Causal Disentanglement for Robust Long-tail Medical Image Generation
Weizhi Nie, Zichun Zhang, Weijie Wang, Bruno Lepri, Anan Liu, Nicu Sebe
TL;DR
The paper tackles text-to-3D generation under data scarcity by introducing a novel framework that integrates a 3D shape knowledge graph with a causal feature-selection mechanism (backdoor adjustment) to filter priors. A transformer-based Prior Fusion Module combines shape priors and attribute priors with textual features, feeding a generative network guided by an autoencoder loss and a text-3D alignment loss, while a prior-guided IMLE strategy increases output diversity. Empirical results on Text2Shape show improvements across multiple metrics (eg, IOU, FPD, PS, CLIP R-P) compared with state-of-the-art baselines, and ablations demonstrate the value of causal feature selection and structured priors. The approach advances robust cross-modal 3D generation by leveraging structured knowledge and causal reasoning, with potential to address long-tail and ambiguous text descriptions in 3D synthesis.
Abstract
Counterfactual medical image generation effectively addresses data scarcity and enhances the interpretability of medical images.

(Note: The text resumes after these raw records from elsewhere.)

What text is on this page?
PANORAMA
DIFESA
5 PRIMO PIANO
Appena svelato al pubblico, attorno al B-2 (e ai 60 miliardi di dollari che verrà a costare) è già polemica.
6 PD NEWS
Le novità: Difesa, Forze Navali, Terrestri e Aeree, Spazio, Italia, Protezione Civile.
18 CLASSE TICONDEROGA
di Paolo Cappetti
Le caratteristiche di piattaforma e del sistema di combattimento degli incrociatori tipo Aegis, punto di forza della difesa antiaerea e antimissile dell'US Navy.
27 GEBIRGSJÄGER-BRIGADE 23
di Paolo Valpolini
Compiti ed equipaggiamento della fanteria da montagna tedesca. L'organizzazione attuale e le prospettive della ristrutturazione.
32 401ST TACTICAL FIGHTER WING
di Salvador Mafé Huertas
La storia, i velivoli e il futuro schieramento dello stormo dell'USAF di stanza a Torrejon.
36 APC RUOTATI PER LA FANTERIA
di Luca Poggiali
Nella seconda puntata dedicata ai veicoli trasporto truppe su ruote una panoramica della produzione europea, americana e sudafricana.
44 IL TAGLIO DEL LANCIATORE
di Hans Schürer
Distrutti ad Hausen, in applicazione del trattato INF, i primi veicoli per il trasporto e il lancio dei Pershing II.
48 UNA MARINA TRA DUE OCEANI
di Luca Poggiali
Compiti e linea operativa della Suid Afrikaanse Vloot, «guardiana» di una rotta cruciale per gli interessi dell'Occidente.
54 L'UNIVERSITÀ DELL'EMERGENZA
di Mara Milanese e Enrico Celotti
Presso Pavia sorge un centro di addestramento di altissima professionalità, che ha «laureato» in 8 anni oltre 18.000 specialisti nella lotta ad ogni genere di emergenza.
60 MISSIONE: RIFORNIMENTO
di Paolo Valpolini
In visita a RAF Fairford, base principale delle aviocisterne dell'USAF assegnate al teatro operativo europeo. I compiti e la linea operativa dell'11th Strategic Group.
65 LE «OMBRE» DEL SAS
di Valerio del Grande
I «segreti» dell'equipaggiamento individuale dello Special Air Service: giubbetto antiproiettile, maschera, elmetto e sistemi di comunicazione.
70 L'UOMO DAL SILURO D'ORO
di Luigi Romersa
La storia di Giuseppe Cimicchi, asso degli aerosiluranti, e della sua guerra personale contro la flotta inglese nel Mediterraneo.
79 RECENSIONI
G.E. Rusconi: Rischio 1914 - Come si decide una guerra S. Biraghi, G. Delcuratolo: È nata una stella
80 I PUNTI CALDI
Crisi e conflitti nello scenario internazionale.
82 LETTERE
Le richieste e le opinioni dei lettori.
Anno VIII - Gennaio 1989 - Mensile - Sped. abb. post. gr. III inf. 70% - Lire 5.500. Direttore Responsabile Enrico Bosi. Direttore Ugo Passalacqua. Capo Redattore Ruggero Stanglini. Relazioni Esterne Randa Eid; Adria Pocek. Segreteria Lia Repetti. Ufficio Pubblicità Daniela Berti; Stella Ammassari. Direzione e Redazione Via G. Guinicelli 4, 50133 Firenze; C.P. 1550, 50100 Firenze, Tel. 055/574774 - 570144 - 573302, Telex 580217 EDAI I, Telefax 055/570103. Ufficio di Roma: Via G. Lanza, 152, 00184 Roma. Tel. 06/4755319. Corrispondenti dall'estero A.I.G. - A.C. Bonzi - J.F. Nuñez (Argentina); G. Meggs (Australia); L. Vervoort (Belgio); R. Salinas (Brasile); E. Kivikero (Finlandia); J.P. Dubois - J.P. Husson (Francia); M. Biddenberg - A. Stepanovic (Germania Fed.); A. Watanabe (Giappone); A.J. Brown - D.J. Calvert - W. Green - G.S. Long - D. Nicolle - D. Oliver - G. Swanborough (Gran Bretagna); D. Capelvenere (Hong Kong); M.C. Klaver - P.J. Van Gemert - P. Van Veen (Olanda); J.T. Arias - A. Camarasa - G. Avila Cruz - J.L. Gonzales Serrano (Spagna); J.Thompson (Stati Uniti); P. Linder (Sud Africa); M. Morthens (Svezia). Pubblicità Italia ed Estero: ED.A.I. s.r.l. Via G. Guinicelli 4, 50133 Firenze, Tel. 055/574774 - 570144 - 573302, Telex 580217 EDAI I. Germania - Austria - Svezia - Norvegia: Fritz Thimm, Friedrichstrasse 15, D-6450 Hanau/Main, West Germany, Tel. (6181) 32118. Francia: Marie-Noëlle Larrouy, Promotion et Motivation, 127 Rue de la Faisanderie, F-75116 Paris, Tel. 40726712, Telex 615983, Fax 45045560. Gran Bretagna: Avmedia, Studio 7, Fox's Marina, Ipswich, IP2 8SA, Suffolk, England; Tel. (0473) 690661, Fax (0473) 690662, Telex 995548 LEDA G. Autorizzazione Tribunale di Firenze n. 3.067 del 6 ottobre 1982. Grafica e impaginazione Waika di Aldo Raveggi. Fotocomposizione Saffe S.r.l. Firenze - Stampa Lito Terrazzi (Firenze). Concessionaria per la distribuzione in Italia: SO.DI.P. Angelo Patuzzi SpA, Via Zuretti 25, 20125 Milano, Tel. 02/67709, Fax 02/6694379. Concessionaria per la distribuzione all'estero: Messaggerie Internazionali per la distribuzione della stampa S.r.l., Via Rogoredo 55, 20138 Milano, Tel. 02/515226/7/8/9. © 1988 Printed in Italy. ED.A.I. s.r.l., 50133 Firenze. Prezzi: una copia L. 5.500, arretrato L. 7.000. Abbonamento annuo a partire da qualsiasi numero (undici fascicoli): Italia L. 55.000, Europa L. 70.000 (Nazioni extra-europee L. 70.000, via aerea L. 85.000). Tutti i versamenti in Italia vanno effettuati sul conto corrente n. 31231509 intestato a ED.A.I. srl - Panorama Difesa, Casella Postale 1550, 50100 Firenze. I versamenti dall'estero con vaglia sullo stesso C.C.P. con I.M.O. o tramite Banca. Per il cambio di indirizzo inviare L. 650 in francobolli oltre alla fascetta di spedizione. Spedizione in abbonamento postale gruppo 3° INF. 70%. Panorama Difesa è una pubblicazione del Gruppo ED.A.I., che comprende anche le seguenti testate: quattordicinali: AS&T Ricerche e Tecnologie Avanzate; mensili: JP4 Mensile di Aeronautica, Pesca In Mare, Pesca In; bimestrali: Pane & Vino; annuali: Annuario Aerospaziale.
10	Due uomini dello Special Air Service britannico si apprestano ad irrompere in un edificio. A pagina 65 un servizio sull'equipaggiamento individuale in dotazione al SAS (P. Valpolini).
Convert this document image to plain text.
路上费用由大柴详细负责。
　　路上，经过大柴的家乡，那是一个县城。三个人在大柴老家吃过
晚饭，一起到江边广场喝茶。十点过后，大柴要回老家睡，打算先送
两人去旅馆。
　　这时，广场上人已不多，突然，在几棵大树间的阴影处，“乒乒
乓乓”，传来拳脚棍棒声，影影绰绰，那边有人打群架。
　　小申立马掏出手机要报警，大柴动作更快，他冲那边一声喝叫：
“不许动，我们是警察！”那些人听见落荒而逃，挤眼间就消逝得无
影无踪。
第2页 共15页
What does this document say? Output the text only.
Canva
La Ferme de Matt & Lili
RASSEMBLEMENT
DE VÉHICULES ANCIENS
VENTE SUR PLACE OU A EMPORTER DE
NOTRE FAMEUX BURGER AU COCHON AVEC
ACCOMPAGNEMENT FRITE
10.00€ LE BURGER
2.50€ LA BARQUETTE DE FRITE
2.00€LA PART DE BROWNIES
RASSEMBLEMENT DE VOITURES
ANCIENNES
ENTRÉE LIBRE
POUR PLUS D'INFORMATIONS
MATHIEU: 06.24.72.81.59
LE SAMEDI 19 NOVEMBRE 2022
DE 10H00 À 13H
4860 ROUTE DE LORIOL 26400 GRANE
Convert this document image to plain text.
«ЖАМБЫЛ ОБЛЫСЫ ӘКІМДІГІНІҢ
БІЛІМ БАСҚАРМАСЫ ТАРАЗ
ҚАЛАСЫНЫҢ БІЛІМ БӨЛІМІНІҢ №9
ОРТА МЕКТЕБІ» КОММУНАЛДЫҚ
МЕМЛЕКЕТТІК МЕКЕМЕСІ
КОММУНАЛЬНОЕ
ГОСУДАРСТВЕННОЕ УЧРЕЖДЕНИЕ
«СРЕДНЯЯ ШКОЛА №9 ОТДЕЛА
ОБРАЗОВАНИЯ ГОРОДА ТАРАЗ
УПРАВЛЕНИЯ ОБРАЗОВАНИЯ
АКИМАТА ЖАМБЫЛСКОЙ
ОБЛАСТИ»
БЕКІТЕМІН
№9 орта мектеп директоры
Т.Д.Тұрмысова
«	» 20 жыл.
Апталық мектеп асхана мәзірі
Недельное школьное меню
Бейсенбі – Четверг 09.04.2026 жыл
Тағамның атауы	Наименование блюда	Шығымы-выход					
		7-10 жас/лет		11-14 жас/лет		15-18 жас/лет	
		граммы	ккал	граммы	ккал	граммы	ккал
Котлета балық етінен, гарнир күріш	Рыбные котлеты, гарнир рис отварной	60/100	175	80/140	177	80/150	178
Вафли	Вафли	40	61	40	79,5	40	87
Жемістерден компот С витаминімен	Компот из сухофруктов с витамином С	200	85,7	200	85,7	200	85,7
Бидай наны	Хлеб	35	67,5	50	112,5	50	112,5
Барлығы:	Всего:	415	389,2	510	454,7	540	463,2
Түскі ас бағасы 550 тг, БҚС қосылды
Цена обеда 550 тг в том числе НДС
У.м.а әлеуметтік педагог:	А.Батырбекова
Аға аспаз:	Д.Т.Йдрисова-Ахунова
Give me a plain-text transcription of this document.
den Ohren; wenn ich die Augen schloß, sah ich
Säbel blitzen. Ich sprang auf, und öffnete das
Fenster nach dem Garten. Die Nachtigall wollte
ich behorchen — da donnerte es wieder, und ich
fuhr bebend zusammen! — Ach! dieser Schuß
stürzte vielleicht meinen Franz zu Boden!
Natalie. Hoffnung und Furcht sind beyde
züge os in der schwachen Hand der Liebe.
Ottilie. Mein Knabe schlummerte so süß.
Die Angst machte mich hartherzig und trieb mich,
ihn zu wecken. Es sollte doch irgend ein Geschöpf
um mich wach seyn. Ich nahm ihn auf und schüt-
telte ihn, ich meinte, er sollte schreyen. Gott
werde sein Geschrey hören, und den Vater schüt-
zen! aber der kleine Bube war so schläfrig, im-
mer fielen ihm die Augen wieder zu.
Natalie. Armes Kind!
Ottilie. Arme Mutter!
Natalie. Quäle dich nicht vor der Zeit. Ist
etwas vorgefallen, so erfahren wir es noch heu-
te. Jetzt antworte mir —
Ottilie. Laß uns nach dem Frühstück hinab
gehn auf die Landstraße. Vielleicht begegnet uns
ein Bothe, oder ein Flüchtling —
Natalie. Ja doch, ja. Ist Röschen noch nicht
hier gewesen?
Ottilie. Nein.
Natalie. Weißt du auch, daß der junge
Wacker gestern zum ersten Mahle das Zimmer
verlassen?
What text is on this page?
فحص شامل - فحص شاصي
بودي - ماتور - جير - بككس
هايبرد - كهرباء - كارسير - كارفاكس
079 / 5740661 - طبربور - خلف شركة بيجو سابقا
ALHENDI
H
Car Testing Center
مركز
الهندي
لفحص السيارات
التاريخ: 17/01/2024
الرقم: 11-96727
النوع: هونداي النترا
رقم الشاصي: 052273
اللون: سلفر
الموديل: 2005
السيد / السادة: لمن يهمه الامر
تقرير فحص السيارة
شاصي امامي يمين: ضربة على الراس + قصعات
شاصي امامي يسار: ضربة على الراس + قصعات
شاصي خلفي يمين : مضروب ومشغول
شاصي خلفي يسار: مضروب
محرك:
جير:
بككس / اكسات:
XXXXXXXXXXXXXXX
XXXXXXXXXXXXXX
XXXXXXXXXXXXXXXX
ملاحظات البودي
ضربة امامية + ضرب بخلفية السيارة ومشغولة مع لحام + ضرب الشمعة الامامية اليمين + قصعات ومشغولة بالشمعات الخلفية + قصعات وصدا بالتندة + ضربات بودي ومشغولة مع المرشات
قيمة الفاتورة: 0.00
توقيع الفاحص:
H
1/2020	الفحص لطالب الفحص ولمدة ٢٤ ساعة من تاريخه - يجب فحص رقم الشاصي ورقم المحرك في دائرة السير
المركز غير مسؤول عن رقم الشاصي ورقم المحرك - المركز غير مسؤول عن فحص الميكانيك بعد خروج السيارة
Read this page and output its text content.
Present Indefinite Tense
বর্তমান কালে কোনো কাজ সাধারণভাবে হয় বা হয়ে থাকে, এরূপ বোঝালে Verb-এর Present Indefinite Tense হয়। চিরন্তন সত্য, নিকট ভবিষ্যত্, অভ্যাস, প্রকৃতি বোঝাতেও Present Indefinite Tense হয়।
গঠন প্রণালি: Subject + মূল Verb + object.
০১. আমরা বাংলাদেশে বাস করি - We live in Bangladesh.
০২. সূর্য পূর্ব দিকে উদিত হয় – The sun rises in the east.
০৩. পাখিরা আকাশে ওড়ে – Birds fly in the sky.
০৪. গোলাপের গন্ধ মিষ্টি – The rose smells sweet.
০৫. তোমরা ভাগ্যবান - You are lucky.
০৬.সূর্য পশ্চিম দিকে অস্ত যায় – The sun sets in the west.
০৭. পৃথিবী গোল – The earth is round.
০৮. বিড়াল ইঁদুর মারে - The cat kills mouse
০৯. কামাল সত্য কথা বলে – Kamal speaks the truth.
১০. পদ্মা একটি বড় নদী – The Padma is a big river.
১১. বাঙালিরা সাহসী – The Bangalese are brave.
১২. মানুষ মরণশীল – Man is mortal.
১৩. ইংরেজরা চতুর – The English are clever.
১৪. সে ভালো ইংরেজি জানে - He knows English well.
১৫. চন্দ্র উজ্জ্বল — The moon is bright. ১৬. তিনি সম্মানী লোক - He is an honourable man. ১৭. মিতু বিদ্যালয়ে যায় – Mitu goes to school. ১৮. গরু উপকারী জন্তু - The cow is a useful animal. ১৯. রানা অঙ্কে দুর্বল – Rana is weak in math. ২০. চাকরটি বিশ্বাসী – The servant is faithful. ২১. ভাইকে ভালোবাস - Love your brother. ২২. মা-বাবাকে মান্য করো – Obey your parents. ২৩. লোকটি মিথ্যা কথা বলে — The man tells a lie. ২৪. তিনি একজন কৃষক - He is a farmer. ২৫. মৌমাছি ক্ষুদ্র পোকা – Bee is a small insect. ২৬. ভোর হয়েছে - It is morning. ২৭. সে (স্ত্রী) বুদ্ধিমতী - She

However, due to the complex and diverse pathological features of medical images and the imbalanced class distribution in medical data, generating high-quality and diverse medical images from limited data is significantly challenging. Additionally, to fully leverage the information in limited data, such as anatomical structure information and generate more structurally stable medical images while avoiding distortion or inconsistency. In this paper, in order to enhance the clinical relevance of generated data and improve the interpretability of the model, we propose a novel medical image generation framework, which generates independent pathological and structural features based on causal disentanglement and utilizes text-guided modeling of pathological features to regulate the generation of counterfactual images. First, we achieve feature separation through causal disentanglement and analyze the interactions between features. Here, we introduce group supervision to ensure the independence of pathological and identity features. Second, we leverage a diffusion model guided by pathological findings to model pathological features, enabling the generation of diverse counterfactual images. Meanwhile, we enhance accuracy by leveraging a large language model to extract lesion severity and location from medical reports. Additionally, we improve the performance of the latent diffusion model on long-tailed categories through initial noise optimization.